Christ metaphor united followers, professor says

01.12.10.news.lecture
01.12.10.news.lecture

Briggs' book, which is scheduled to be released this May, discusses the later years of the Middle Ages, specifically the 14th century, using the metaphor of the "body of Christ."

According to Briggs, the body of Christ metaphor, incorporating imagery of the Crucifixion and the Last Supper, was used to imply a single, unified Christian community in Medieval Europe, and was commonly seen in the artwork and pageantry of the era.

Briggs cited the Catholic ritual of the Eucharist and the Medieval Feast of Corpus Christi as examples of this phenomenon. Both rituals became increasingly important representations of the body of Christ during the 14th century, Briggs said.

The notion of the body of Christ was also used as a way of conceptualizing numerous institutions of the era, particularly state structures, Briggs said. He noted that many similarities between the rituals of the church and those of monarchs emerged in the 14th century.

The Catholic Church used the doctrine of Christ's body as an all-encompassing idea to solve three problems impermanence, conflict and skepticism, Briggs said. In each case, the notion that all Christians had to be united in the greater body of Christ was used as a unifying force in Medieval Europe.

By the 15th century, however, the Protestant Reformation began to challenge the ideas of the larger, more unified body of Christ and the concept's importance in society diminished.
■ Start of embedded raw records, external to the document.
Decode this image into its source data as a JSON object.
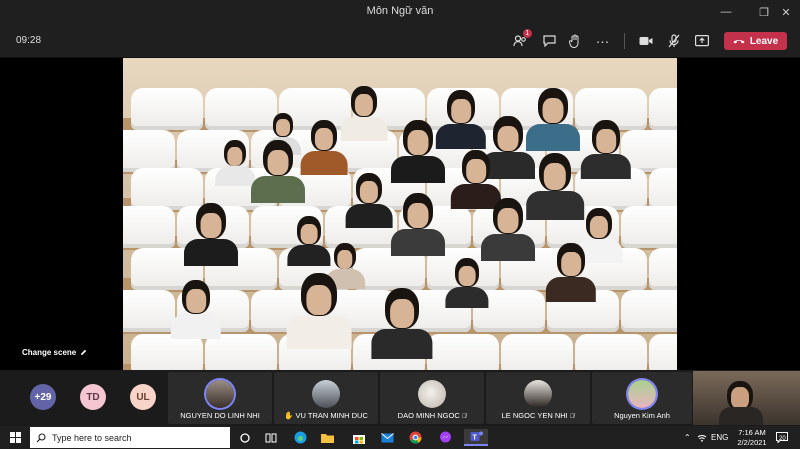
{
  "window": {
    "title": "Môn Ngữ văn",
    "minimize": "—",
    "restore": "❐",
    "close": "✕"
  },
  "toolbar": {
    "timer": "09:28",
    "participants_badge": "1",
    "leave_label": "Leave"
  },
  "scene": {
    "change_scene_label": "Change scene"
  },
  "participants": {
    "overflow_count": "+29",
    "initials": [
      {
        "text": "TD",
        "color": "#f3c6d2"
      },
      {
        "text": "UL",
        "color": "#f7d4c8"
      }
    ],
    "tiles": [
      {
        "name": "NGUYEN DO LINH NHI",
        "hand": "",
        "muted": ""
      },
      {
        "name": "VU TRAN MINH DUC",
        "hand": "✋",
        "muted": ""
      },
      {
        "name": "DAO MINH NGOC",
        "hand": "",
        "muted": "🎙̸"
      },
      {
        "name": "LE NGOC YEN NHI",
        "hand": "",
        "muted": "🎙̸"
      },
      {
        "name": "Nguyen Kim Anh",
        "hand": "",
        "muted": ""
      }
    ]
  },
  "taskbar": {
    "search_placeholder": "Type here to search",
    "language": "ENG",
    "time": "7:16 AM",
    "date": "2/2/2021",
    "notifications": "20"
  },
  "colors": {
    "accent": "#7f85f5",
    "leave": "#c4314b",
    "overflow_avatar": "#6264a7"
  }
}
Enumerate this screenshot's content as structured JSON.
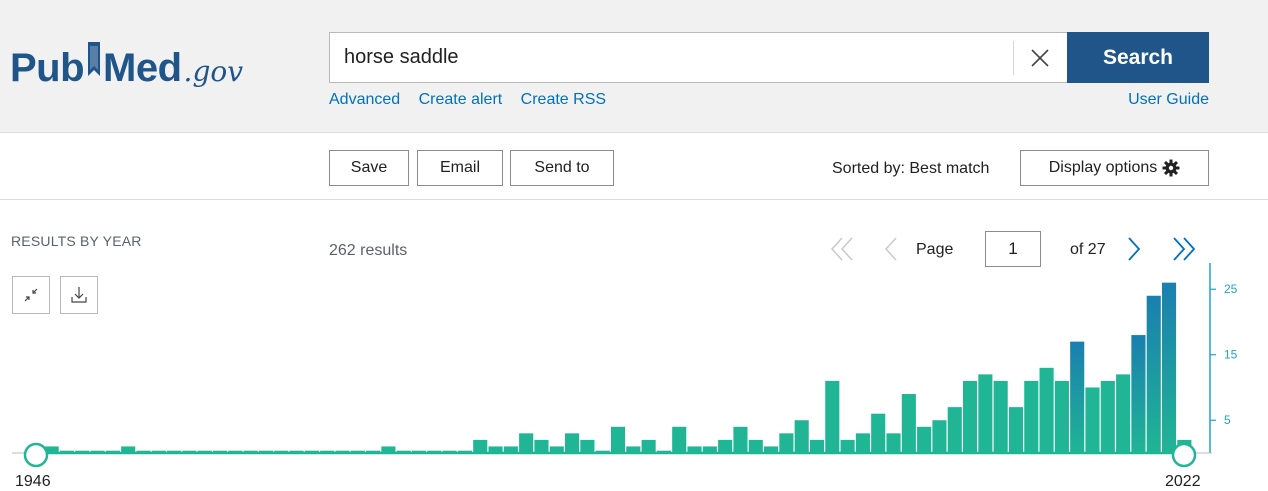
{
  "header": {
    "logo_pub": "Pub",
    "logo_med": "Med",
    "logo_gov": ".gov",
    "search_value": "horse saddle",
    "search_button": "Search",
    "links": [
      "Advanced",
      "Create alert",
      "Create RSS"
    ],
    "user_guide": "User Guide"
  },
  "toolbar": {
    "save": "Save",
    "email": "Email",
    "send_to": "Send to",
    "sorted_by": "Sorted by: Best match",
    "display_options": "Display options"
  },
  "results": {
    "by_year_label": "RESULTS BY YEAR",
    "count": "262 results",
    "page_label": "Page",
    "page_value": "1",
    "of_total": "of 27"
  },
  "colors": {
    "brand": "#20558a",
    "link": "#0071bc",
    "bar": "#20b594",
    "bar_recent": "#1a7fb0",
    "axis": "#20a4c8"
  },
  "icons": [
    "clear-icon",
    "gear-icon",
    "collapse-icon",
    "download-icon",
    "first-page-icon",
    "prev-page-icon",
    "next-page-icon",
    "last-page-icon"
  ],
  "chart_data": {
    "type": "bar",
    "title": "",
    "xlabel": "",
    "ylabel": "",
    "x_start_label": "1946",
    "x_end_label": "2022",
    "y_ticks": [
      5,
      15,
      25
    ],
    "ylim": [
      0,
      29
    ],
    "series": [
      {
        "values": [
          1,
          0,
          0,
          0,
          0,
          1,
          0,
          0,
          0,
          0,
          0,
          0,
          0,
          0,
          0,
          0,
          0,
          0,
          0,
          0,
          0,
          0,
          1,
          0,
          0,
          0,
          0,
          0,
          2,
          1,
          1,
          3,
          2,
          1,
          3,
          2,
          0,
          4,
          1,
          2,
          0,
          4,
          1,
          1,
          2,
          4,
          2,
          1,
          3,
          5,
          2,
          11,
          2,
          3,
          6,
          3,
          9,
          4,
          5,
          7,
          11,
          12,
          11,
          7,
          11,
          13,
          11,
          17,
          10,
          11,
          12,
          18,
          24,
          26,
          2
        ]
      }
    ]
  }
}
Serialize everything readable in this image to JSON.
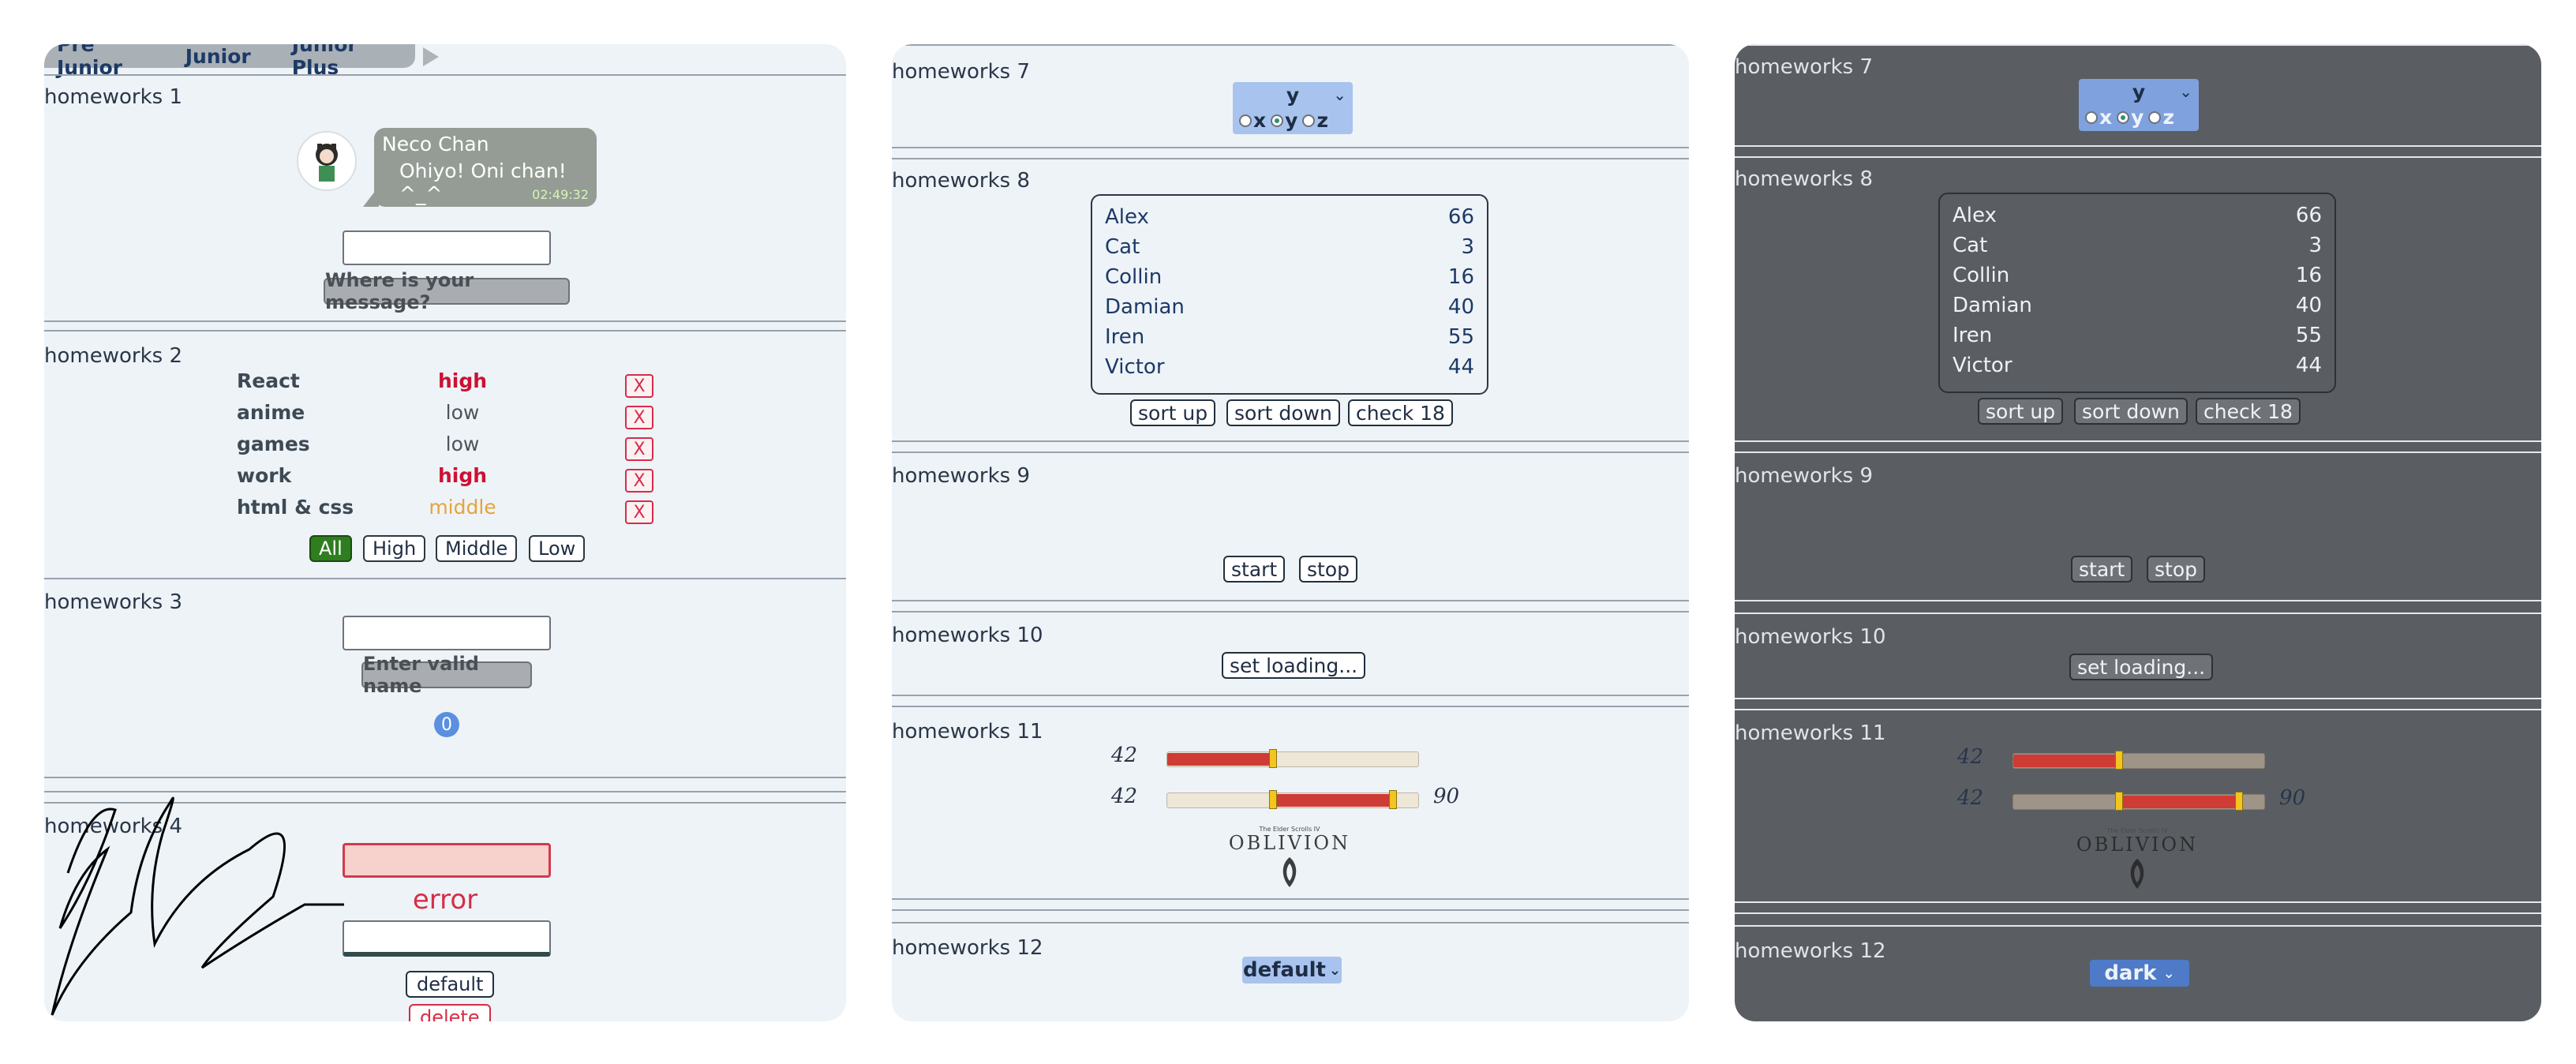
{
  "nav": {
    "levels": [
      "Pre Junior",
      "Junior",
      "Junior Plus"
    ]
  },
  "hw1": {
    "title": "homeworks 1",
    "message": {
      "name": "Neco Chan",
      "text": "Ohiyo! Oni chan! ^_^",
      "time": "02:49:32"
    },
    "input_value": "",
    "button_label": "Where is your message?"
  },
  "hw2": {
    "title": "homeworks 2",
    "affairs": [
      {
        "name": "React",
        "priority": "high",
        "delete": "X"
      },
      {
        "name": "anime",
        "priority": "low",
        "delete": "X"
      },
      {
        "name": "games",
        "priority": "low",
        "delete": "X"
      },
      {
        "name": "work",
        "priority": "high",
        "delete": "X"
      },
      {
        "name": "html & css",
        "priority": "middle",
        "delete": "X"
      }
    ],
    "filters": [
      "All",
      "High",
      "Middle",
      "Low"
    ],
    "active_filter": "All"
  },
  "hw3": {
    "title": "homeworks 3",
    "input_value": "",
    "button_label": "Enter valid name",
    "count": "0"
  },
  "hw4": {
    "title": "homeworks 4",
    "error_text": "error",
    "default_button": "default",
    "delete_button": "delete"
  },
  "hw7": {
    "title": "homeworks 7",
    "selected": "y",
    "options": [
      "x",
      "y",
      "z"
    ]
  },
  "hw8": {
    "title": "homeworks 8",
    "people": [
      {
        "name": "Alex",
        "age": "66"
      },
      {
        "name": "Cat",
        "age": "3"
      },
      {
        "name": "Collin",
        "age": "16"
      },
      {
        "name": "Damian",
        "age": "40"
      },
      {
        "name": "Iren",
        "age": "55"
      },
      {
        "name": "Victor",
        "age": "44"
      }
    ],
    "buttons": {
      "sort_up": "sort up",
      "sort_down": "sort down",
      "check": "check 18"
    }
  },
  "hw9": {
    "title": "homeworks 9",
    "buttons": {
      "start": "start",
      "stop": "stop"
    }
  },
  "hw10": {
    "title": "homeworks 10",
    "button": "set loading..."
  },
  "hw11": {
    "title": "homeworks 11",
    "range1": {
      "label": "42",
      "value": 42
    },
    "range2": {
      "min_label": "42",
      "max_label": "90",
      "min": 42,
      "max": 90
    },
    "logo": {
      "small": "The Elder Scrolls IV",
      "big": "OBLIVION"
    }
  },
  "hw12": {
    "title": "homeworks 12",
    "theme_light": "default",
    "theme_dark": "dark"
  },
  "colors": {
    "panel_light": "#eef3f7",
    "panel_dark": "#5a5e63",
    "priority_high": "#cc1133",
    "priority_middle": "#e6a33b",
    "range_fill": "#cf3b35",
    "select_bg": "#a8c3ee"
  }
}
It is this "permanent breaking" of the body of Christ, Briggs argues, that marks the true end of the Middle Ages.

His new book is part of a collaborative trilogy discussing the early, High and late Middle Ages.

The first book in the series, English historian Malcolm Barber's "The Two Cities: Medieval Europe 1050-1320" which discusses the High Middle Ages was released in 1993.

Briggs said that his goal is to create a new metaphor for the time period, which he said has usually been categorized as a time of chaos that was overshadowed by the subsequent Renaissance. Briggs said he was dissatisfied with existing scholarly views of the late Middle Ages, saying that they reinforce the mistaken perception of a clear break between the "enlightened" modern era and the "primitive" Middle Ages.

"I wanted to make sure my book avoided falling into the trap of simply repeating [these] frameworks," Briggs said in his speech. He later told The Dartmouth in an interview that he "really tried to take this time period seriously."